C’est un vêtement sacré, majestueux, fait de plumes écarlates et transformé pendant plus de trois siècles en pièce de musée : pour les indigènes Tupinamba, le retour au Brésil d’un manteau longtemps exposé au Danemark dépasse largement l’aspect matériel.
Ce manteau, « c’est notre père et notre mère. Nos ancêtres disent que quand (les Européens) l’ont emporté, notre village a été désorienté », confie à l’AFP le cacique Sussu Arana Morubyxada Tupinamba.
Ce chef autochtone est venu spécialement cette semaine à Rio de Janeiro avec environ 200 autres membres de ce peuple pour une « veillée » avec chants rituels, tambours et maracas, à l’approche de la cérémonie officielle de présentation du manteau prévue jeudi, en présence du président de gauche Luiz Inacio Lula da Silva.
Les indigènes Tupinamba ont installé un campement au Parc de Boa Vista, non loin du centre-ville de Rio, où la cérémonie aura lieu devant le Musée national, ancien palais impérial détruit par un incendie en 2018.
Brazil’s Indigenous people hail return of sacred cloak.
The Tupinamba people are counting down the hours of a 335-year wait for the return of a sacred cloak taken in colonial times. The symbolic artifact has been held at the National Museum of Denmark since 1689… pic.twitter.com/3jRVuACu0E
— AFP News Agency (@AFP) September 12, 2024
« Seul notre peuple sait dialoguer avec ce symbole »
Confectionné sur une base de coton avec des plumes de guara, échassier connu également sous le nom d’ibis rouge, le manteau, qui mesure 1,80 m de haut, était exposé au Musée national du Danemark depuis 1689.
Il est arrivé au Brésil en juillet, une « restitution historique » pour le gouvernement Lula, qui est en négociation pour récupérer d’autres objets de ses peuples autochtones exposés dans des musées à l’étranger, en France et au Japon notamment.
Selon les estimations des experts, des indigènes Tupinamba l’ont revêtu dès le XVIe siècle.
« En le voyant, j’ai ressenti à la fois de la joie et de la tristesse », confie Yakuy Tupinamba, vêtue d’une jupe de fibres naturelles et arborant une coiffe de plumes.
Les Européens « l’ont exposé dans un musée, comme s’ils l’avaient mis dans un zoo, pour qu’il soit étudié, mais seul notre peuple sait dialoguer avec ce symbole », explique cette femme qui a parcouru en bus 1200 km depuis l’État de Bahia (nord-est), où se situe le fief des Tupinamba, pour être présente lors de la cérémonie.

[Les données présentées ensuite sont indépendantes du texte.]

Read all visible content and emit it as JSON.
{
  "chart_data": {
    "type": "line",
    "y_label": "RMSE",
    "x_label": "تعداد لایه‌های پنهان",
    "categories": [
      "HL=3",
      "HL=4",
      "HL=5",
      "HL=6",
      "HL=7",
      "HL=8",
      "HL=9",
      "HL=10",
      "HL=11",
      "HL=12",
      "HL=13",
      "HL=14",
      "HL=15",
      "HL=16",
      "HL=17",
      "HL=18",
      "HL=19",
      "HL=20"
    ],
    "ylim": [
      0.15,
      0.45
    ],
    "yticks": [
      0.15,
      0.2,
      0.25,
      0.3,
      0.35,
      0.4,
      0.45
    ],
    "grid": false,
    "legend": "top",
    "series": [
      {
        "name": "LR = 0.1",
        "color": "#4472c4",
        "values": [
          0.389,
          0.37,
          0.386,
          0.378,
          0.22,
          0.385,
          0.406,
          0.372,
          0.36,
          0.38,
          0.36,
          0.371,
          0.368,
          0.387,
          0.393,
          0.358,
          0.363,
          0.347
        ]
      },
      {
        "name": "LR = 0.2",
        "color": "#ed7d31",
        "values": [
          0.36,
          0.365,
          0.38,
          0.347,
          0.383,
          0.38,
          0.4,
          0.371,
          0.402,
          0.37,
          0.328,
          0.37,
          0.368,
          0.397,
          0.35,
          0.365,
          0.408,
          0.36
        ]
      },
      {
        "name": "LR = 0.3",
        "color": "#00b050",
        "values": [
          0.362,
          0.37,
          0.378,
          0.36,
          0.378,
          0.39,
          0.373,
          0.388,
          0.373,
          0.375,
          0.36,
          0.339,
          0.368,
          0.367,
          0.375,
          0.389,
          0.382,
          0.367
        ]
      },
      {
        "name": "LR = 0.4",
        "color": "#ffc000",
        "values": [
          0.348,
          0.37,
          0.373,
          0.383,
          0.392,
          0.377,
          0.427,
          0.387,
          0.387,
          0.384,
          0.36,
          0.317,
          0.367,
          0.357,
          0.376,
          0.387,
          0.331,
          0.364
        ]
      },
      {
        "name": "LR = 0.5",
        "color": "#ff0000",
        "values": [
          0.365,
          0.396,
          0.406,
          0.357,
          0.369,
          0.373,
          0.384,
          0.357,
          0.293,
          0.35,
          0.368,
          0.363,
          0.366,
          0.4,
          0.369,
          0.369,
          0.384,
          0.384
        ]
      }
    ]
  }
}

La restitution du manteau, dont on ignore dans quelles circonstances il a été emporté en Europe, sous la colonisation portugaise, est le fruit de négociations diplomatiques du gouvernement Lula, qui s’affiche en défenseur des peuples autochtones.
Un territoire menacé par « l’agro-négoce »
Mais ce retour est aussi l’occasion pour les indigènes de rappeler leur priorité : la reconnaissance de leurs terres ancestrales, qui n’avance pas assez rapidement selon eux. Les Tupinamba réclament l’homologation en tant que réserve indigène de 47.000 hectares où 8000 familles vivent de l’agriculture et de la pêche.
Selon le cacique Sussu Arana Morubyxada Tupinamba, son territoire est menacé par « l’agro-négoce » – la puissante agro-industrie brésilienne – et attire également des convoitises d’entreprises minières, car son sol regorge de lithium, de nickel et de silice, minerais essentiels pour la fabrication de smartphones et d’ordinateurs.
Il espère que ces menaces vont s’estomper « quand le gouvernement va débarquer dans notre territoire », les réserves indigènes étant censées relever de la protection des autorités.
Les experts considèrent que ces réserves jouent un rôle essentiel au niveau climatique, en tant que remparts face à la déforestation et les incendies qui ravagent l’Amazonie et d’autres régions du Brésil.
Le retour au pouvoir de Lula, en 2023, a fait naître l’espoir chez les autochtones, le président s’étant engagé à ériger en priorité l’homologation de nouveaux territoires réservés aux indigènes. Elle était totalement à l’arrêt sous le mandat de son prédécesseur Jair Bolsonaro.
Mais seules une dizaine de réserves ont été régularisées depuis, et le Conseil missionnaire indigéniste (CIMI), une organisation catholique, estime que ce mouvement a « stagné » malgré toutes les attentes.